Sunday, May 25, 2014

Lovely Ua-Pou, Marquesas

Approaching Ua Pou, the prettiest island from the sea.
The native language is full of vowels! Depending on the emphasis and accent, the same letters sound completely different. We have not begun to learn more than a couple of phrases and depend on minimal French and a lot of gesturing to get by. Somehow we do communicate as the Marquesans people are so friendly. They love having visitors.

S/V Sweet Pearl is sailing with us.
We have just left to island of Ua-Pou, pronounced like "woe pooh." Of all of the Marquesan Islands, this was the most beautiful as we approached from the sea in the late afternoon. We also left in the late afternoon and saw the other side in the golden sunlight as well. It is the most sculptural of the islands. The highest mountains are over a thousand meters high. Ua-Pou is located 25 miles south of Nuka Hiva and is a rugged mountainous island.
A view of the anchorage from the top of the hill.
We visited the main town of Hakahua, which is the capital of the island, and anchored in Baie D'Hakahua. Only about 2100 people live here. We only spent one night there, but had a nice experience.

We are sailing without crew now, so we are tandem sailing with S/V Sweet Pearl owned by Tom and Sandra from Switzerland. They are on the honeymoon! They quit their jobs and bought a boat specifically for this 16 month trip - actually longer because they sail across the Atlantic Ocean with the ARC.

I loved this house and its front door!

On our way to find dinner, we asked a man for directions. As it turned out, he was the Mayor. He told us about the barbecue we passed on the beach. It is a celebration for the national championship victory by one of their two football teams. He is serving his third term as Mayor and has been in office since 2001.

The carved pulpit was beautiful.

The Mayor is obviously very proud of his town and he should be. It was very clean and well developed with good streets, gutters, lights, etc. This has not always been the case in the islands. We visited the Catholic Church and saw the most beautifully carved pulpit and statues I have ever seen. Unfortunately, I left the boat without my camera so I had Sandra take a few shots for me.

Dinner was interesting and very good: shrimp curry with French fries.
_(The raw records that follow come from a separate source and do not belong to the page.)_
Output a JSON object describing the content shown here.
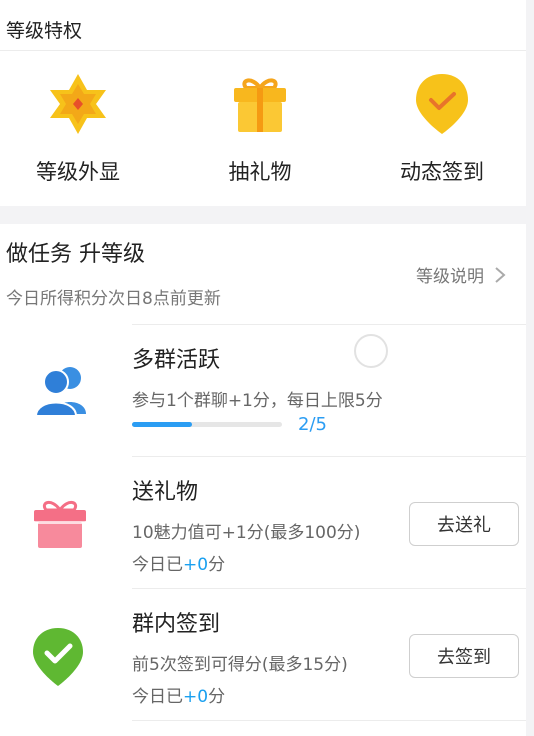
{
  "privileges": {
    "title": "等级特权",
    "items": [
      {
        "label": "等级外显",
        "icon": "star-badge-icon"
      },
      {
        "label": "抽礼物",
        "icon": "gift-box-icon"
      },
      {
        "label": "动态签到",
        "icon": "location-check-icon"
      }
    ]
  },
  "tasks_header": {
    "title": "做任务 升等级",
    "subtitle": "今日所得积分次日8点前更新",
    "level_link": "等级说明"
  },
  "tasks": [
    {
      "name": "多群活跃",
      "desc": "参与1个群聊+1分，每日上限5分",
      "progress_text": "2/5",
      "progress_fraction": 0.4,
      "icon": "users-icon"
    },
    {
      "name": "送礼物",
      "desc": "10魅力值可+1分(最多100分)",
      "today_prefix": "今日已",
      "today_value": "+0",
      "today_suffix": "分",
      "button": "去送礼",
      "icon": "gift-icon"
    },
    {
      "name": "群内签到",
      "desc": "前5次签到可得分(最多15分)",
      "today_prefix": "今日已",
      "today_value": "+0",
      "today_suffix": "分",
      "button": "去签到",
      "icon": "checkin-pin-icon"
    }
  ],
  "colors": {
    "accent": "#2b9df3",
    "gold": "#f7c21a",
    "pink": "#f46f86",
    "green": "#5fb832"
  }
}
They serve French fries with almost everything - even when they serve rice. There was no rice tonight - just Frites! And of course, French bread!

The interesting part was where we ate. Many places are called "snack bars" and they are someone's home with a dining spot on their covered front porch or patio. They cook in their kitchens and serve you at tables like a restaurant. The food has always been good and cooked fresh. In fact, one notable thing is how they serve. Regardless of how many are at the table, they bring out one person's meal at a time as it comes off the stove. So often you are eating while the rest of your table is waiting - and waiting.

Dennis at the top of the mountain
where the grotto is located.

Always looking for ways to stretch our legs, we climbed to the top of the hill to see a grotto and cross that overlooks the bay. As with most hikes in these volcanic islands, it was strenuous. And 88 degrees! It was good exercise because we are now sailing 500 miles without a stop to reach Rangiroa in the Tuamotu group. These are all atolls and require careful navigation. It is also our first long double-handling in the Pacific. I am sure we will be tired when we arrive at the atoll.

Our crew member Tom would have had fun with our "run in" with S/V MO jumbo! This is a family from Australia who make quite a spectacle in anchorages. This time they cut us off at the entrance to the harbor even though we were ahead of them. Then they dropped their hook in the middle to establish their territory. Based on previous experiences, there was no way we were going to be close to them!  Next while we were trying to anchor, the Skipper (dad) swam right in front of our boat and I had to reverse not to hit him. Not too smart or thoughtful.